His trial on charges of corruption is set to really begin just a few months and that has been keeping him awake at night.
There is no indication that he is preparing for it, which could lead us to wonder what schemes are being cooked up to prevent the proceedings from going forward.
The Israeli public has lost all faith in Netanyahu's government, something in part brought on by repeated violations of health regulations by members of his cabinet and other officials, violations of the very restrictions they voted to impose on the country.
The prime minister himself hosted his youngest son, who does not live with his parents, for this year's Passover meal in violation of the first lockdown, and just recently, Environmental Protection Minister Gila Gamliel not only violated restrictions on Yom Kippur but also lied about it to health officials conducting an epidemiological investigation.
There is little wonder that the savvy Israelis no longer believe a word uttered by their leadership. This is especially true since the government is constantly issuing erroneous and conflicting regulations, so much so that Health Ministry officials are also confused and often contradict each other, often during the course of a single press briefing.
The Israeli public is intelligent enough to realize when decisions are made out of political or personal considerations. There was no reason to force small businesses to close as part of the lockdown imposed last month. Behind it was Netanyahu's attempt to block the growing number of protesters from demonstrating outside his residence and calling for his ouster.
When he realized he could not make the protests stop, he backed down but still failed to let businesses reopen.
Blind to the suffering of Israelis that see their livelihoods in tatters, Netanyahu exists in a world of lavish homes, luxurious private jets, glitzy White House ceremonies and hobnobbing with world leaders.
Now the prime minister is confronted with opposition from within his own camp.

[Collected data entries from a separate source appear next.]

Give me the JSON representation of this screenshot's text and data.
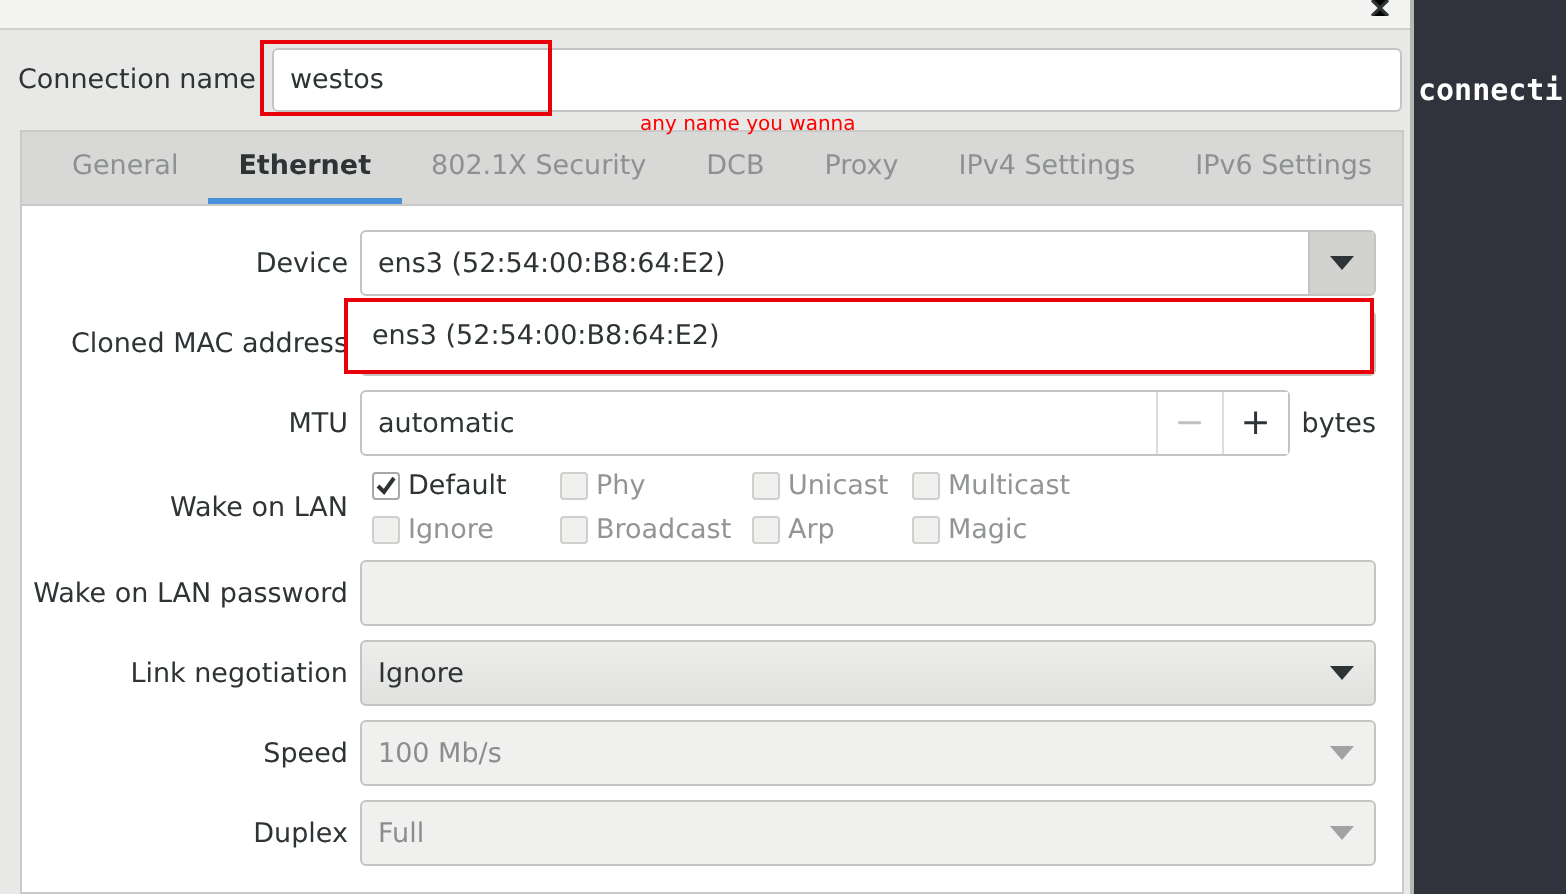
{
  "terminal": {
    "text": "connecti"
  },
  "connection_name": {
    "label": "Connection name",
    "value": "westos"
  },
  "annotation": {
    "note": "any name you wanna"
  },
  "tabs": [
    {
      "label": "General",
      "selected": false
    },
    {
      "label": "Ethernet",
      "selected": true
    },
    {
      "label": "802.1X Security",
      "selected": false
    },
    {
      "label": "DCB",
      "selected": false
    },
    {
      "label": "Proxy",
      "selected": false
    },
    {
      "label": "IPv4 Settings",
      "selected": false
    },
    {
      "label": "IPv6 Settings",
      "selected": false
    }
  ],
  "device": {
    "label": "Device",
    "value": "ens3 (52:54:00:B8:64:E2)",
    "expanded": true,
    "menu_items": [
      "ens3 (52:54:00:B8:64:E2)"
    ]
  },
  "cloned_mac": {
    "label": "Cloned MAC address"
  },
  "mtu": {
    "label": "MTU",
    "value": "automatic",
    "minus": "−",
    "plus": "+",
    "unit": "bytes"
  },
  "wake_on_lan": {
    "label": "Wake on LAN",
    "options": [
      {
        "label": "Default",
        "checked": true,
        "disabled": false
      },
      {
        "label": "Phy",
        "checked": false,
        "disabled": true
      },
      {
        "label": "Unicast",
        "checked": false,
        "disabled": true
      },
      {
        "label": "Multicast",
        "checked": false,
        "disabled": true
      },
      {
        "label": "Ignore",
        "checked": false,
        "disabled": true
      },
      {
        "label": "Broadcast",
        "checked": false,
        "disabled": true
      },
      {
        "label": "Arp",
        "checked": false,
        "disabled": true
      },
      {
        "label": "Magic",
        "checked": false,
        "disabled": true
      }
    ]
  },
  "wol_password": {
    "label": "Wake on LAN password"
  },
  "selects": [
    {
      "label": "Link negotiation",
      "value": "Ignore",
      "disabled": false
    },
    {
      "label": "Speed",
      "value": "100 Mb/s",
      "disabled": true
    },
    {
      "label": "Duplex",
      "value": "Full",
      "disabled": true
    }
  ]
}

Brick by brick his house is crumbling.
Finance Minister Israel is Katz brazenly calling for small businesses to reopen, Netanyahu's long-time Likud rival Gideon Sa'ar, who dared to challenge his leadership last year, is now resigning from the Knesset committee tasked with dealing with the health crisis, because of his disdain for the cabinet's decisions, and Haim Bibas, the Likud strongman who heads the Federation of Local Authorities in Israel, is openly speaking out against him.
Netanyahu must surely be wondering who will be next to oppose him.
But worst of all are the opinion polls, that to Netanyahu's horror, show his numbers declining while his arch enemy Yamina leader Naftali Bennett receives growing support, and is for the first time threatening to present a real alternative to his leadership.
Netanyahu is in a bind. Should he call early elections in December with the state of the economy in shambles? Bennett is gaining in popularity every day as he tours the country receiving warm welcomes wherever he goes.
Should he postpone elections until March? The situation may be no better then.
Bennett, for his part, is being smart. He will probably present his party's leadership without far-right members such as Bezalel Smotrich, who could turn voters off.
Bennett knows that to win he must vow that come what may, he will not join a Netanyahu-led government or recommend the prime minister for an additional term.
Netanyahu understands this. He knows his looming criminal trial and the rise of Yamina are his greatest challenges. Could he really be out of tricks to help his political survival one more time?